La prison s’immisce souvent dans l’espace médiatique au gré de polémiques : l’installation d’une piscine, l’organisation d’une course de karting ou encore d’ateliers jugés “trop ludiques”. Ces séquences, largement reprises, alimentent une mise en récit politique caricaturale, qui occulte les réalités structurelles et les conditions de vie des personnes détenues en France.

En réponse, l’administration pénitentiaire tend à restreindre l’accès à l’information et verrouille sa communication, réduisant la marge de manœuvre des journalistes. Ces dernier.es sont souvent cantonné.es à des communications officielles ou à des faits divers, sans avoir la possibilité de proposer d’autres récits. Les enquêtes approfondies sur les conditions de détention peinent à trouver une place dans le débat public.

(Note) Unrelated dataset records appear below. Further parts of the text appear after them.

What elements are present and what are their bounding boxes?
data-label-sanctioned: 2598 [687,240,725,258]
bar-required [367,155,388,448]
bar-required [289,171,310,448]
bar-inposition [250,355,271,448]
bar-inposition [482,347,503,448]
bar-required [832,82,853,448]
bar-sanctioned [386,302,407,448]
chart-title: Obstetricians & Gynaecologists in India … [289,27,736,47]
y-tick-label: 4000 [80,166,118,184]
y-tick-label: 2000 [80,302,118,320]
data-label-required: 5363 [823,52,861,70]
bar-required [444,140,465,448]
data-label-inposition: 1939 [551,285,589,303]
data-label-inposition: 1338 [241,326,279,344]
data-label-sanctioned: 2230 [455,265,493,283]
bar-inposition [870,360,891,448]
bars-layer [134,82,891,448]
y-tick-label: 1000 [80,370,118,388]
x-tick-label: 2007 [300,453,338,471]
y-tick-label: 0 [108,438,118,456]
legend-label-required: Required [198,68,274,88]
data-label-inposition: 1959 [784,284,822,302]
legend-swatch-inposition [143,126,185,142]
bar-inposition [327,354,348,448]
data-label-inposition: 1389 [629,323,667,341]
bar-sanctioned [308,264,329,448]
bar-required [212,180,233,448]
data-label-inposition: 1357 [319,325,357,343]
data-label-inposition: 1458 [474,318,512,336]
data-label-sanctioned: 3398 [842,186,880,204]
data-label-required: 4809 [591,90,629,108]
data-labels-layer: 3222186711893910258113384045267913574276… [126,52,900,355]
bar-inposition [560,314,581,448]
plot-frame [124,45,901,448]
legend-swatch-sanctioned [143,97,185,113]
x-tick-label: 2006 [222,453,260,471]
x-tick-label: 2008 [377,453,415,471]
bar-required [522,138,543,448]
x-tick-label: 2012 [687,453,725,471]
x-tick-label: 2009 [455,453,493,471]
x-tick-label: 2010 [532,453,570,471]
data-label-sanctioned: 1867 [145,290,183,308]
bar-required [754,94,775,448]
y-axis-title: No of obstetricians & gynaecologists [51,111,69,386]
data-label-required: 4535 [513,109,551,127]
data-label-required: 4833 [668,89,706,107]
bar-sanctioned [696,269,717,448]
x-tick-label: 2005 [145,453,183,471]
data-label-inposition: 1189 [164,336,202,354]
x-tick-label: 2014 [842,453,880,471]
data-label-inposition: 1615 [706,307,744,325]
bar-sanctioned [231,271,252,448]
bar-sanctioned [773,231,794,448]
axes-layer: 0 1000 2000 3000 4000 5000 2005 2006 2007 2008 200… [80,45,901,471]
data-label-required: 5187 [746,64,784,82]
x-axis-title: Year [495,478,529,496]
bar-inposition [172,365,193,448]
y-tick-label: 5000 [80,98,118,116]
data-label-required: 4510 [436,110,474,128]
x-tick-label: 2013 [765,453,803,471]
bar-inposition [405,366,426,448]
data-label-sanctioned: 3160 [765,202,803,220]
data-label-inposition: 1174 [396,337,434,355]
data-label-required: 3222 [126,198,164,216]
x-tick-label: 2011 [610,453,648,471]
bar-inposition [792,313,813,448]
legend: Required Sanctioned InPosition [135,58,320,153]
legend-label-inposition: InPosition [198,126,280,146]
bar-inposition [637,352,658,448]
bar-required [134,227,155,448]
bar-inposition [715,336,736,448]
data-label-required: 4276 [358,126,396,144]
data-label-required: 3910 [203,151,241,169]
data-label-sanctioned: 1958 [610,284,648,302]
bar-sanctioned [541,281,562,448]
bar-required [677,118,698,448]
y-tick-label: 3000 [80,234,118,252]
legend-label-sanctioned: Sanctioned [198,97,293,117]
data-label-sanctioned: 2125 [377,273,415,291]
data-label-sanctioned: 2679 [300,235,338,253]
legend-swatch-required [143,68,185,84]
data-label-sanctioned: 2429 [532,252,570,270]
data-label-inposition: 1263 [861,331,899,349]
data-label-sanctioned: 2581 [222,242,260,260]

Clara Monnoyeur, journaliste à StreetPress, et Violette Lazard, cheffe du service enquête du Nouvel Observateur, reviennent sur ces obstacles lors d’une table ronde organisée en juin 2025 dans le cadre des rencontres estivales autour des enfermements Concertina, et animée par Mathieu Magnaudeix (Mediapart). Prison Insider en publie ici les temps forts.

Le milieu carcéral touche un nombre de personnes bien plus large qu’on ne le pense.

Il faut continuer à documenter et à enquêter même lorsque les faits, aussi graves soient-ils, ne provoquent plus d’émotion.

Nous faisons face, en tant que journalistes, au bruit assourdissant des polémiques surmédiatisées qui saturent l’espace public.

On parle d’un lieu auquel on n’accède qu’exceptionnellement, et toujours sous contrôle.